BRICS nations, who are all currently on the 15-member UN Security Council, comprise almost three billion of the world’s nearly seven billion people. And their combined economies are set to surpass the US in terms of GDP by 2014. In short, they are the group that is on track to hold the center of gravity in terms of global decision-making in the decade to come.
As a bloc, the BRICS tend to eschew calls to universalist human rights claims, and oppose forceful intervention. However, they also show deference to regional players, which is why the Arab League’s request made it very difficult for them to stand in the way of action.
Of all the BRICS nations, China is generally the most opposed to intervention of any kind. But in addition to China’s general deference to regional players, defying the wishes of the Arab League would have been particularly risky given that China depends on key members of that body to fuel its growth.
Oil dependency
China currently imports 4.7 million barrels of oil per day, and the International Energy Agency predicts that by 2025, China will have overtaken the US to become the world’s largest importer of oil. Arab League member, Saudi Arabia, is the largest source of that oil, accounting for more than 20 percent of China’s imports. And other Arab League members in attendance at the no-fly zone meeting (Libya was excluded) account for almost a further 20 percent. So while none of the Arab League’s 22 member states have a veto on the UN Security Council, China’s oil dependency makes the Arab League a potential game-changer in UN voting patterns.
On Darfur, the Arab League never played that game-changing role. A significant part of the reason was that the Bush administration, pushed by US activists, got ahead of the rest of the world in condemning the atrocities. Against the backdrop of Iraq, this was spun in the Arab media as evidence of an American intent to invade another Muslim country. As a consequence, the Arab League stood firmly by the side of Sudanese president, Omar al-Bashir. This in turn meant that Beijing faced no cost in pursuing its default position of non-interference, and it did this by repeatedly threatening to use its veto on the UN Security Council to protect Khartoum from pressure.
The result was that every resolution proposed by the US was watered down, the Council rarely spoke with one voice, and al-Bashir read this (correctly) to mean he could get away with defying the UN. Had the Arab League condemned al-Bashir, then there’s every chance China would have allowed stronger resolutions to pass, since the oil China gets from Sudan is less than one-fifth of what it gets from the rest of the Arab League.
On Libya, Obama’s early reticence created space for the Arab League to take the lead. And high-level defections from Qaddafi’s inner circle sealed the deal.
This then allowed the discussion at the UN Security Council to shape up very differently from the way it had done on Darfur.

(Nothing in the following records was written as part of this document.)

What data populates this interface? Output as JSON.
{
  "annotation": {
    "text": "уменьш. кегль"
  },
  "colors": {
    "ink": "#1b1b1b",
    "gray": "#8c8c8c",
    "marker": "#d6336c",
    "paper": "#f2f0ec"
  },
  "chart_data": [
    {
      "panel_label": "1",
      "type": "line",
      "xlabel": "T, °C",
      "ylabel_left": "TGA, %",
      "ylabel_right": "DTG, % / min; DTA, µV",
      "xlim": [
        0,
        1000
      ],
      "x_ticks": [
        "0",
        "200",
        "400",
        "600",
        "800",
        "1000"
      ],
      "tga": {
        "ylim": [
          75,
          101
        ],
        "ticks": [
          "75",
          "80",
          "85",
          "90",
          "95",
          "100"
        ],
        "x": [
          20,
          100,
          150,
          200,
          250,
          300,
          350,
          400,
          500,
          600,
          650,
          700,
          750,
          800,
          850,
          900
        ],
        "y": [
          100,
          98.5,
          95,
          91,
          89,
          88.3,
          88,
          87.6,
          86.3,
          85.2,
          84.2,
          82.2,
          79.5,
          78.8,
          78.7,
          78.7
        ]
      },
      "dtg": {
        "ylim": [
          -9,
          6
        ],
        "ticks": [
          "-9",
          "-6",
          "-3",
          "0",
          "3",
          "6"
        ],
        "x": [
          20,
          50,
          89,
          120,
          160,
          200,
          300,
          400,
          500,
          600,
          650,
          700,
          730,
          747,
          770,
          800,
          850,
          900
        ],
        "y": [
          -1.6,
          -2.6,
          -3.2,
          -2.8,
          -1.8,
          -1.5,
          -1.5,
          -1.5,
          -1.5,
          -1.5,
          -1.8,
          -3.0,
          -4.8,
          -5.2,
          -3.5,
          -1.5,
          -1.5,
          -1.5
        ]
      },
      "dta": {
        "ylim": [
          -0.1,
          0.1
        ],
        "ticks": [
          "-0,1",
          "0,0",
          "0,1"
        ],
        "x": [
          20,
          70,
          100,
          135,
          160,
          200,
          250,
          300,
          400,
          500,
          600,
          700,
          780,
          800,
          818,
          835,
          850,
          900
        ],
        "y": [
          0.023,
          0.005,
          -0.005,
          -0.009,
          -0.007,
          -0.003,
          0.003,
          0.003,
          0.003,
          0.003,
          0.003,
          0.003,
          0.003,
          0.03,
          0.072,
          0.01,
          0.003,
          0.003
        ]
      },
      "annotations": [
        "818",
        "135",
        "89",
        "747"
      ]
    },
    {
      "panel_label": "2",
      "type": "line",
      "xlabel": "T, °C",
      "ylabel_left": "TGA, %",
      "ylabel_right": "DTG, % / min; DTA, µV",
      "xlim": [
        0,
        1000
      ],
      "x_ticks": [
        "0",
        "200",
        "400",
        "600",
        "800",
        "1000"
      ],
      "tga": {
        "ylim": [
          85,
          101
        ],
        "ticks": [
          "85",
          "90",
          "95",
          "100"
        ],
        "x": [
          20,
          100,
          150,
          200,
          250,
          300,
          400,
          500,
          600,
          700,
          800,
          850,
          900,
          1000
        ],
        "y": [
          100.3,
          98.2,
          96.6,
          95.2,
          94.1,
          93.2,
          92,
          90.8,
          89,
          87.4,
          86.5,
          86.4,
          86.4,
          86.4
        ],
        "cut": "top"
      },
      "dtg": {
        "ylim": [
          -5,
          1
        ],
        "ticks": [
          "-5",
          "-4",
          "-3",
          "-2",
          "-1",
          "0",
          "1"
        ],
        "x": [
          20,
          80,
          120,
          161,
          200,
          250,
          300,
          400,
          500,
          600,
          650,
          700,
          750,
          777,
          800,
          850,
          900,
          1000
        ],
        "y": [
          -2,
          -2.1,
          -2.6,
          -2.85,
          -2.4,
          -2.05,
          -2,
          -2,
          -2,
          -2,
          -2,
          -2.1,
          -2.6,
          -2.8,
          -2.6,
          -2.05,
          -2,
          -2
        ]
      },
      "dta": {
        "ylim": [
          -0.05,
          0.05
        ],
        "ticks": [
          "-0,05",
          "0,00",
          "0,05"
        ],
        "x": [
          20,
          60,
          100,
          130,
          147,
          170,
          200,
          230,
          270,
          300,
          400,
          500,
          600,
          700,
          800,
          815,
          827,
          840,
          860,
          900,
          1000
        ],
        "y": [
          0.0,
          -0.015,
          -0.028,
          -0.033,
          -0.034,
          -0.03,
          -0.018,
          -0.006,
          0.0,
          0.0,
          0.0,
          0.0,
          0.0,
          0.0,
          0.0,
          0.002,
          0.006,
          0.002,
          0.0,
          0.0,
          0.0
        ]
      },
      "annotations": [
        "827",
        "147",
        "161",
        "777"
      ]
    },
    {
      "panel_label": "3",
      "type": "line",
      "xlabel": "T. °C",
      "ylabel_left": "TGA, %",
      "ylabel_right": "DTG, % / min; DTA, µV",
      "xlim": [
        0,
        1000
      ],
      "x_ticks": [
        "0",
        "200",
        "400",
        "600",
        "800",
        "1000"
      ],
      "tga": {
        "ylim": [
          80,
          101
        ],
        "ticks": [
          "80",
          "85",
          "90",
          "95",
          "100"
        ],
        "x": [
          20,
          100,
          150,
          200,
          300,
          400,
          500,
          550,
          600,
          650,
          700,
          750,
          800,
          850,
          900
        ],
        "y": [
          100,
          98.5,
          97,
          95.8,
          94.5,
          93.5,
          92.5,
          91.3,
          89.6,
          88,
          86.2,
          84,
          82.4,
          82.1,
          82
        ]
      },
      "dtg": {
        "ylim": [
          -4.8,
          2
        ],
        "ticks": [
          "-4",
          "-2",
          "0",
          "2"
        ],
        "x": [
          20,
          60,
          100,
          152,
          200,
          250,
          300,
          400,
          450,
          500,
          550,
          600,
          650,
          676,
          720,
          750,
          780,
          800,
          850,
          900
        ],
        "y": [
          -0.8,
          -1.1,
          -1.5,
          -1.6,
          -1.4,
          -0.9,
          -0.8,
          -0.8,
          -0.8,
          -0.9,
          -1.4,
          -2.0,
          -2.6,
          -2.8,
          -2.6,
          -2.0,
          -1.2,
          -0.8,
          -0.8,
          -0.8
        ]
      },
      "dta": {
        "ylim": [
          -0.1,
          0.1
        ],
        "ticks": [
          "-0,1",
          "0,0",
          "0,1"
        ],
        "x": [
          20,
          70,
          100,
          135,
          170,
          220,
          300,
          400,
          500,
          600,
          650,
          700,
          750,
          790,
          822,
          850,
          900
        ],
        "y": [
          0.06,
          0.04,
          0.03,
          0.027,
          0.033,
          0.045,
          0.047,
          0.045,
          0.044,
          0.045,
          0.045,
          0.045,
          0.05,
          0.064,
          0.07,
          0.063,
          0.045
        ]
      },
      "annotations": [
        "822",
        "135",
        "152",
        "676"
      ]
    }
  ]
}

If we are to make sense of how it is the world moved so quickly to protect civilians in Libya and not in Darfur, then we would do well to look beyond the easy answers and place a decision taken, not in Washington or Paris, but at an Arab League meeting in Cairo, at the forefront of our thinking.
Rebecca Hamilton is a fellow at the New America Foundation and the author of “Fighting for Darfur: Public Action and The Struggle to Stop Genocide.”